Eighth: I wrote a piece on Medscape about the harms from COVID19 interventions. One of the points I made is that right now we count only deaths from COVID19. We stay riveted on day-to-day numbers. But the endpoint of this crisis is not next month but in 1-2 years. And when we get there, we have to count people who died from COVID19 and those who died from other causes.
This preprint from prominent researchers suggests a substantial proportion of excess deaths observed during the pandemic are not attributed to COVID19 and may represent an excess of deaths due to other causes.

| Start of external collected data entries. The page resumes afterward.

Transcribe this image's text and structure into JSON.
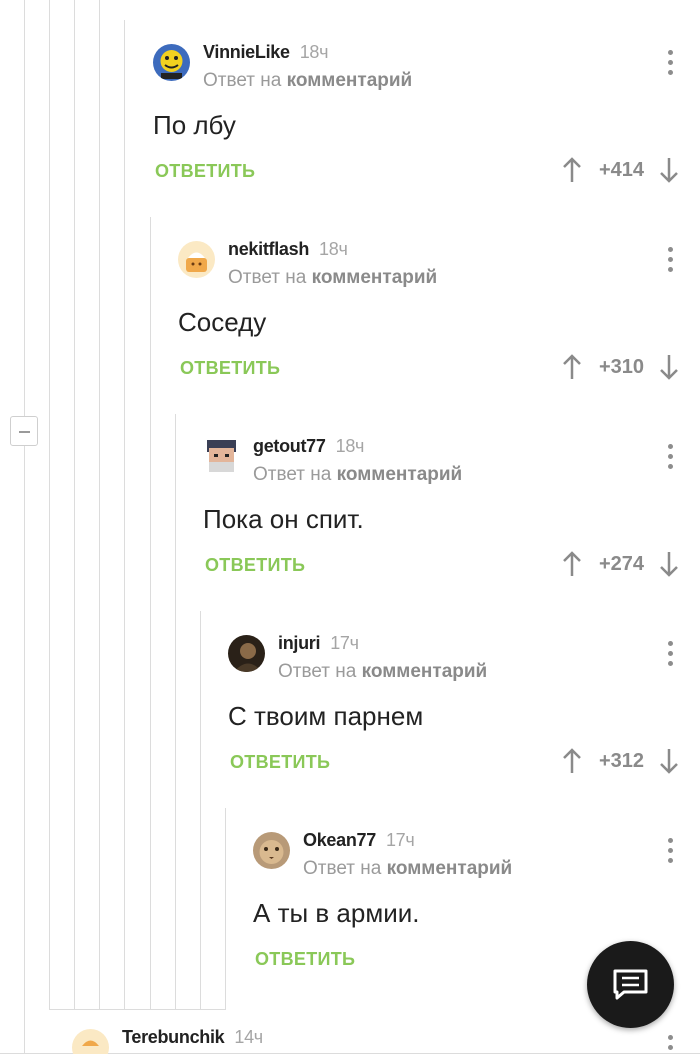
{
  "comments": [
    {
      "author": "VinnieLike",
      "time": "18ч",
      "reply_prefix": "Ответ на",
      "reply_target": "комментарий",
      "text": "По лбу",
      "reply_label": "ОТВЕТИТЬ",
      "rating": "+414"
    },
    {
      "author": "nekitflash",
      "time": "18ч",
      "reply_prefix": "Ответ на",
      "reply_target": "комментарий",
      "text": "Соседу",
      "reply_label": "ОТВЕТИТЬ",
      "rating": "+310"
    },
    {
      "author": "getout77",
      "time": "18ч",
      "reply_prefix": "Ответ на",
      "reply_target": "комментарий",
      "text": "Пока он спит.",
      "reply_label": "ОТВЕТИТЬ",
      "rating": "+274"
    },
    {
      "author": "injuri",
      "time": "17ч",
      "reply_prefix": "Ответ на",
      "reply_target": "комментарий",
      "text": "С твоим парнем",
      "reply_label": "ОТВЕТИТЬ",
      "rating": "+312"
    },
    {
      "author": "Okean77",
      "time": "17ч",
      "reply_prefix": "Ответ на",
      "reply_target": "комментарий",
      "text": "А ты в армии.",
      "reply_label": "ОТВЕТИТЬ",
      "rating": ""
    },
    {
      "author": "Terebunchik",
      "time": "14ч"
    }
  ],
  "colors": {
    "reply_green": "#8ac858",
    "muted_gray": "#9a9a9a",
    "fab_background": "#1a1a1a"
  },
  "icons": {
    "vote_up": "arrow-up-icon",
    "vote_down": "arrow-down-icon",
    "menu": "more-vertical-icon",
    "fab": "comment-icon",
    "collapse": "minus-icon"
  }
}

In my column I cited an older study by Raj Chetty and co-workers that finds a strong association of lower income and lower survival. And that is the rub with COVID19 interventions: they make poor people even poorer. The rich just work from home. It is possible, therefore, that our social interventions will be especially hard on the disadvantaged.
I realize that no person overtly dismisses the harm from economic shutdowns. My friend Dr. Dan Morgan expresses my frustrations well in this thread. Why can one safely critique a drug for COVID19 but not massive public health interventions?
I did not have a clear answer for my couple. But after thinking and writing about this question it seems that the most reasonable approach in this crisis is transparent information–no matter how stark. And, crucially, we must have space for public debate.
I hate this virus. I wish it never came. But we can make it worse by avoiding hard discussions on tradeoffs, the limits of modern medicine and risk.